President Obama unveiled a new initiative to double access to electric power in sub-Saharan Africa with an initial $7 billion investment from the U.S. during a speech at the University of Cape Town Sunday. Private power companies such as General Electric and Symbion Power will also make an additional $9 billion in commitments to the project. Obama is in South Africa as part of a week-long trip to three countries on the continent. His first stop was in Senegal. On Monday, Obama will head to Tanzania in east Africa. His stay in South Africa has been overshadowed in part by the critical condition of 94-year-old former president Nelson Mandela who has been in hospital for more than three weeks due to a recurring lung condition.

North Korea

North Korea’s chief nuclear negotiator will meet senior Russian officials next week to discuss ending the embattled nation’s nuclear program, Russia’s foreign ministry said. The meeting is “part of efforts to resume the six-party talks” related to North Korea’s controversial nuclear program. Those talks involving officials from North Korea, South Korea, China, Japan, the United States and Russia have been at a virtual standstill since 1999.


The heat wave that is gripping the western U.S. is one of the worst in years, with desert locations in the Southwest seeing temperatures approach 120 degrees. The blazing heat wave threatened to ground airliners and raised fears that pets will get burned on the scalding pavement. The heat was so punishing that rangers took up positions at trailheads at Lake Mead in Nevada to persuade people not to hike. Tourists at California’s Death Valley took photos of the harsh landscape and a thermometer that read 121 Friday. The mercury there was expected to reach nearly 130 through the weekend. Phoenix hit 119 degrees by mid-afternoon, breaking the record for June 29th, its fourth hottest day in history. Las Vegas tied its all-time record high Sunday for any month of the year, 117 degrees at McCarran International Airport.

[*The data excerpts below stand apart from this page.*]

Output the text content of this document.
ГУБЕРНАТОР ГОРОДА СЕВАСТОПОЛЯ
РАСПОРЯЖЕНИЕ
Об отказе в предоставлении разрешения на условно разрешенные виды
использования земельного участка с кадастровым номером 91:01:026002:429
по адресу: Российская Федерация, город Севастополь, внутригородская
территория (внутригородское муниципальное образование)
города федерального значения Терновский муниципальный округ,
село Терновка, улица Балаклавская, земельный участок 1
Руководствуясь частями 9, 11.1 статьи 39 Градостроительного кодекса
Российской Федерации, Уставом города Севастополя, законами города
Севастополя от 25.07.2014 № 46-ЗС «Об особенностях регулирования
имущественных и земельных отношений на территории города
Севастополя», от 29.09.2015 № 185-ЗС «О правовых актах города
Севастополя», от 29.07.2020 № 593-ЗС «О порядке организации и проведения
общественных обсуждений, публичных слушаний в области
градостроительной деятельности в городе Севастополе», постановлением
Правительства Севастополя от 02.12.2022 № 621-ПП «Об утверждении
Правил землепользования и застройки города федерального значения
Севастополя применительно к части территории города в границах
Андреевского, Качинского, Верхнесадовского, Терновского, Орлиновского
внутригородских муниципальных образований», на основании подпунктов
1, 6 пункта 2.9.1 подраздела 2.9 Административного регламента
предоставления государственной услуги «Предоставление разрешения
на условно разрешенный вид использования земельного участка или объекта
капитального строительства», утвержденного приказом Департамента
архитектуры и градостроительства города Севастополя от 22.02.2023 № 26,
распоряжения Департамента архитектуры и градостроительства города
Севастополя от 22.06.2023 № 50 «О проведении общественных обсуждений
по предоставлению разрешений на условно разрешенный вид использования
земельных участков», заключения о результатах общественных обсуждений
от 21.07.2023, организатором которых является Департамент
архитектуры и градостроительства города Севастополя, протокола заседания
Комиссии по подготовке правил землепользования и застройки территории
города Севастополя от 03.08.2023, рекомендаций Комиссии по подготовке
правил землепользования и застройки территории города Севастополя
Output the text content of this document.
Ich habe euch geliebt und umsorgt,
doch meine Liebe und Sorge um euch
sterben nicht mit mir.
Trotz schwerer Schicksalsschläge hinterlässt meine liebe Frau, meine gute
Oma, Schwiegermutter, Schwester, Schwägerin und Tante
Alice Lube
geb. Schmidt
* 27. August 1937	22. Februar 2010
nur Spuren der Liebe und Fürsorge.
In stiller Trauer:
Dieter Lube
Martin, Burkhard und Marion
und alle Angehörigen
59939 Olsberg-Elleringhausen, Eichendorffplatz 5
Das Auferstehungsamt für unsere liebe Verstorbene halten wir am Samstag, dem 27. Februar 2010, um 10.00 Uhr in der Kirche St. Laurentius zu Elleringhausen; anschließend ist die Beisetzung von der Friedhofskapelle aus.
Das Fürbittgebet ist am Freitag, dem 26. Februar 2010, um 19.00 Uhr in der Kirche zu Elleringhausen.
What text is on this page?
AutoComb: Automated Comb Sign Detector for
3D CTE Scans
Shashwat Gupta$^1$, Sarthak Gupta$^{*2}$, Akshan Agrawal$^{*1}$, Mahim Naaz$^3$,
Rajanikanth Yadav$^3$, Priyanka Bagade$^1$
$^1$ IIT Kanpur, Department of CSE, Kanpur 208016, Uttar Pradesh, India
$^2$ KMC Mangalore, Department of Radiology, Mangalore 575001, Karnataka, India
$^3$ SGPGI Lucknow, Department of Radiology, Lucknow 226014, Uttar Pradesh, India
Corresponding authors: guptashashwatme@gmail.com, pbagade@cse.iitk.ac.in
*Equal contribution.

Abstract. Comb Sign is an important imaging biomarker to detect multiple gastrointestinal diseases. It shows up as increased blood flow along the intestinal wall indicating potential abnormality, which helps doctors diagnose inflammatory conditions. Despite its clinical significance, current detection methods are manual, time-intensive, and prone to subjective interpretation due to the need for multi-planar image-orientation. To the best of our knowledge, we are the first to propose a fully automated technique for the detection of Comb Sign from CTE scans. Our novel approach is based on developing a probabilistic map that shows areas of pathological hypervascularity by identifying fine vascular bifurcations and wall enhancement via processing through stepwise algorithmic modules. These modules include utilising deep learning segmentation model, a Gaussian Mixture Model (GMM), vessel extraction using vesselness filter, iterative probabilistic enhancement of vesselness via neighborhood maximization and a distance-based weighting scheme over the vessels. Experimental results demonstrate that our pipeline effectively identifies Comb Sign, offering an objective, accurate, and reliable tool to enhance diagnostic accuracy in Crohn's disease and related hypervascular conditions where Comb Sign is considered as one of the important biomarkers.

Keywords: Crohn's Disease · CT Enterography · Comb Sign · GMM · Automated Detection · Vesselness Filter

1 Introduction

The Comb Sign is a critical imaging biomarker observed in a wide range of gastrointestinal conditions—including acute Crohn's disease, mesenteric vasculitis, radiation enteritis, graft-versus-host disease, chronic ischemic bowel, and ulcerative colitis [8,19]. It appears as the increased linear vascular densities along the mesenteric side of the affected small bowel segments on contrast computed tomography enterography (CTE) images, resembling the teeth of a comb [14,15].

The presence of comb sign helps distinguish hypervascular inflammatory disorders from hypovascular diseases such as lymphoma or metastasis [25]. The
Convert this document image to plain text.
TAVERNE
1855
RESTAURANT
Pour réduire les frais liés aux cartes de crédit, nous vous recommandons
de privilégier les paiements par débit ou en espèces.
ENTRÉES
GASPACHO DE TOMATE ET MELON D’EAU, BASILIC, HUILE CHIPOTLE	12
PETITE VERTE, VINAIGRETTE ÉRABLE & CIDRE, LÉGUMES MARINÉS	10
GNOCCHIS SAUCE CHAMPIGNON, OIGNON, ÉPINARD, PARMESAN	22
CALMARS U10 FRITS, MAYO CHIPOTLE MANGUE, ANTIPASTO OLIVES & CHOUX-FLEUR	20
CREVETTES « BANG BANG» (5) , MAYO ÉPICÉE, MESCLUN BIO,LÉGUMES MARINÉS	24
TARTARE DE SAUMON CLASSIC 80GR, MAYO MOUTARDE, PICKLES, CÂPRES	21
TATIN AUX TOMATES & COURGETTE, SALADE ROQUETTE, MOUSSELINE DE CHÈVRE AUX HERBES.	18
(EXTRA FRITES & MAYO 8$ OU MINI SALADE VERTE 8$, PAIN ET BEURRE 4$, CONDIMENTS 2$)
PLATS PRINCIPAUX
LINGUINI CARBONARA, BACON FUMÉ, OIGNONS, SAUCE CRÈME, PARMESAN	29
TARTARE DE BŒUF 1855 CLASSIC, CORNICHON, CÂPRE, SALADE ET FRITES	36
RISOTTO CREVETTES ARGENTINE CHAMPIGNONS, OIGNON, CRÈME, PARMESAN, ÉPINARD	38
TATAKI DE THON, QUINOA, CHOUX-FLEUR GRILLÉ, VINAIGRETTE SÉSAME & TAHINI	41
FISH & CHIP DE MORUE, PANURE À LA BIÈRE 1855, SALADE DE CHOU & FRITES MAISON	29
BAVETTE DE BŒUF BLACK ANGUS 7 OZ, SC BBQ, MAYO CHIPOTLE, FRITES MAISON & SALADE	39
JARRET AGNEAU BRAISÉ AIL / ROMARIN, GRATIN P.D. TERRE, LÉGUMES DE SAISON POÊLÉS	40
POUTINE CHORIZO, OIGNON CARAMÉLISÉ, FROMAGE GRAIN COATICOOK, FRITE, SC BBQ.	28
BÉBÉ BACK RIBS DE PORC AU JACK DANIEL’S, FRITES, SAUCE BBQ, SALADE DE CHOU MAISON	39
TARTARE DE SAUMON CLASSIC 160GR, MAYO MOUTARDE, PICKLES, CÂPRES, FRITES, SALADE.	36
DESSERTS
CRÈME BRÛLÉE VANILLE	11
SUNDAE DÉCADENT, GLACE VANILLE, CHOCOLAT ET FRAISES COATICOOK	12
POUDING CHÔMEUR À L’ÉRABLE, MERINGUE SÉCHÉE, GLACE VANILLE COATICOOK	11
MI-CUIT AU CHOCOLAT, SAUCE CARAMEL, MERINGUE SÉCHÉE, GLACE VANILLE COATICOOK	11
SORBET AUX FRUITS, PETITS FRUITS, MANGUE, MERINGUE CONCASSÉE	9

Two people were missing after heavy rains inundated the northeast and led to severe flooding in some areas, officials said Saturday. A woman in upstate New York’s Mohawk Valley is unaccounted for after her mobile home was washed away by rising waters Friday. In Pennsylvania, officials said an 86-year-old Clinton County man was swept into a rain-swollen creek Thursday while trying to retrieve an ATV. One part of the county received about 7 inches of rain in an hour Thursday night.